Kim, Nam, and their team are also aiming to run service differently as a restaurant in Koreatown, a storied strip of Manhattan that has long attracted scores of tourists and residents for its around-the-clock dining and entertainment scene. Kim, a longtime regular in Koreatown, was constantly recommending visits to tourist diners at the Modern, but, as a Korean diner at Koreatown restaurants, he often observed staff pushing him aside while tourists got warmer treatment. “I loved the food there, but the hospitality was really bad,” Kim says.
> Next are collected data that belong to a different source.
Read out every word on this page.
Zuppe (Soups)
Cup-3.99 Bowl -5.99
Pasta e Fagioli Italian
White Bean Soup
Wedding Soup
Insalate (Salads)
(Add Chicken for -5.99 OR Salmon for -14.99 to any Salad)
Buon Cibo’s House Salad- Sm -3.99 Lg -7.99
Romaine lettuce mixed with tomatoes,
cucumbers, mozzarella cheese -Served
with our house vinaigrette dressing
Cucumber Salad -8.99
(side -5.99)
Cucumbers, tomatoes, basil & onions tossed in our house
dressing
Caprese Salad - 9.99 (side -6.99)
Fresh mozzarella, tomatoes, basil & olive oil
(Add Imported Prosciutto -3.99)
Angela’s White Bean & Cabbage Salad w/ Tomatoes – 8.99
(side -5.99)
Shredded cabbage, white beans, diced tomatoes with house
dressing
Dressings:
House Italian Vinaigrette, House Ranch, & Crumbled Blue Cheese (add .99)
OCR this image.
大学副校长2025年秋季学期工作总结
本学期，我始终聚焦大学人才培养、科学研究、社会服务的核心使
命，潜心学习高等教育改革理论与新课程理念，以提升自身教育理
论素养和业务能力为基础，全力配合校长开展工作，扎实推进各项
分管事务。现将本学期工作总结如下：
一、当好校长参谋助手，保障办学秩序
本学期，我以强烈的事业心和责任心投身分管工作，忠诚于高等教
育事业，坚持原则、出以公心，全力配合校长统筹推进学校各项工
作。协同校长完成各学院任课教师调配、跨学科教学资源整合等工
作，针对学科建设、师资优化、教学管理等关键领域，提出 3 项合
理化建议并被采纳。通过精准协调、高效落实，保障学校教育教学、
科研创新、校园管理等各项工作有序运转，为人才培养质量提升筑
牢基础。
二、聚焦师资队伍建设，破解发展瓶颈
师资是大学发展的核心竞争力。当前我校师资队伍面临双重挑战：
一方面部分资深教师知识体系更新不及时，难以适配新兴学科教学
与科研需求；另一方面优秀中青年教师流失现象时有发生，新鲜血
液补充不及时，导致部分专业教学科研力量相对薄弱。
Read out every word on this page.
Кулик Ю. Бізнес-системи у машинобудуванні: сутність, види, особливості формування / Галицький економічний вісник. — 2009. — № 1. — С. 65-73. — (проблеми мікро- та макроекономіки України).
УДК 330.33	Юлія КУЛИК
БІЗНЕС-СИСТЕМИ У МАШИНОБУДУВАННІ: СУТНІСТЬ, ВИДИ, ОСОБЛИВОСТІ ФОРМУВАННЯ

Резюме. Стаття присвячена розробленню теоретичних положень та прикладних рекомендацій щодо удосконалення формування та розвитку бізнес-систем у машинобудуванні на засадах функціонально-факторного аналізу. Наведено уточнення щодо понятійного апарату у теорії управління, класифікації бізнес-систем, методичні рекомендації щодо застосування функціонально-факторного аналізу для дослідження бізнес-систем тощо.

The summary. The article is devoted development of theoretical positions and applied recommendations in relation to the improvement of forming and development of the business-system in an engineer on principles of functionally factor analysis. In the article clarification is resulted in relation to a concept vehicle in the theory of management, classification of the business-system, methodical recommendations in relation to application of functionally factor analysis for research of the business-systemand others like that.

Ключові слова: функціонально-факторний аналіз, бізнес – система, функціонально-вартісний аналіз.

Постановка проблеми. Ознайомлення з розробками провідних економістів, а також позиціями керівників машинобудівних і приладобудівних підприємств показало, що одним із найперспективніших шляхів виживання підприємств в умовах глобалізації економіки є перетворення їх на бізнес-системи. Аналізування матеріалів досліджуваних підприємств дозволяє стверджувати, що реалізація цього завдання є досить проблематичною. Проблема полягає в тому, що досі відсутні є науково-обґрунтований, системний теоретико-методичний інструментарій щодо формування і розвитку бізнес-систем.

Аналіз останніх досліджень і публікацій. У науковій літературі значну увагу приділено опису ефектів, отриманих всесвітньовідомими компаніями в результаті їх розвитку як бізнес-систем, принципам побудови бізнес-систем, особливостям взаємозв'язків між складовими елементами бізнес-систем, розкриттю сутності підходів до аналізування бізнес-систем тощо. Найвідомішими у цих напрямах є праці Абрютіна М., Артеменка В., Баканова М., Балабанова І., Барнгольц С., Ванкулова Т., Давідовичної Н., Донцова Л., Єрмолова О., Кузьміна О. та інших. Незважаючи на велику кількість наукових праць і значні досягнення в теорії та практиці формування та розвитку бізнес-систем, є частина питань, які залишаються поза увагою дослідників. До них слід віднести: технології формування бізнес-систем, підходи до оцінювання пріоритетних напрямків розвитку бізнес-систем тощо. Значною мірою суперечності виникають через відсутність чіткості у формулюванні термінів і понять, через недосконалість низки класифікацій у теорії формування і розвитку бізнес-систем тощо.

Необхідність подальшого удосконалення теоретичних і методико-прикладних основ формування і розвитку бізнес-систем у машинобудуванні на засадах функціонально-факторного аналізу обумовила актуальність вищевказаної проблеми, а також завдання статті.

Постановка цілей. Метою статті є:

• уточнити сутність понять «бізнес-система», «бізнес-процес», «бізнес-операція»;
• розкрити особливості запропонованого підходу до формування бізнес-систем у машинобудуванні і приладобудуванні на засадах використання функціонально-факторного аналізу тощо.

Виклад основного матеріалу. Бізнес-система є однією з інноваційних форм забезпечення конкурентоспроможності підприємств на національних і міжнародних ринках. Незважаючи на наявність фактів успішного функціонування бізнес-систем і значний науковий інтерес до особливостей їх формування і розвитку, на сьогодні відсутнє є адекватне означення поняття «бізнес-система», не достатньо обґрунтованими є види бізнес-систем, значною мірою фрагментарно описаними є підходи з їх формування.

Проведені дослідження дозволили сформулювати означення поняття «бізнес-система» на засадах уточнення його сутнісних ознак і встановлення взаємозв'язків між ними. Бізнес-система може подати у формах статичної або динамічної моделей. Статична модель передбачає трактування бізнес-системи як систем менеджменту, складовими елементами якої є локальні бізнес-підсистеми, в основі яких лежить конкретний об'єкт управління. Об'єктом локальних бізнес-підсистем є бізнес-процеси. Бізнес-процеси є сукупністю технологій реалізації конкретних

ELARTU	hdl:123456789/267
He’s striving to set a new standard for Koreatown hospitality with Joomak Banjum, one where nobody who steps into the restaurant feels dismissed.
But in order to pull all of this off, Kim and Nam needed the right partner to help them open up in Koreatown. They found that person in Sarah Kang, a neighborhood restaurateur who previously ran casual Japanese restaurant Konbini out of the same space where Joomak Banjum now stands. Kang, who is now an owner in the restaurant and a pastry chef working under Nam, first met the team through Joomak’s initial pop-up last fall, and “loved their food and their service and their personalities,” Kang says. “Our visions seemed to align, and it was like, why not take a chance? We don’t want the pandemic to stop us from pursuing new projects.”
Joomak Banjum is open for indoor dining from Tuesday through Saturday, from 5 to 11 p.m. Reservations are available via Resy.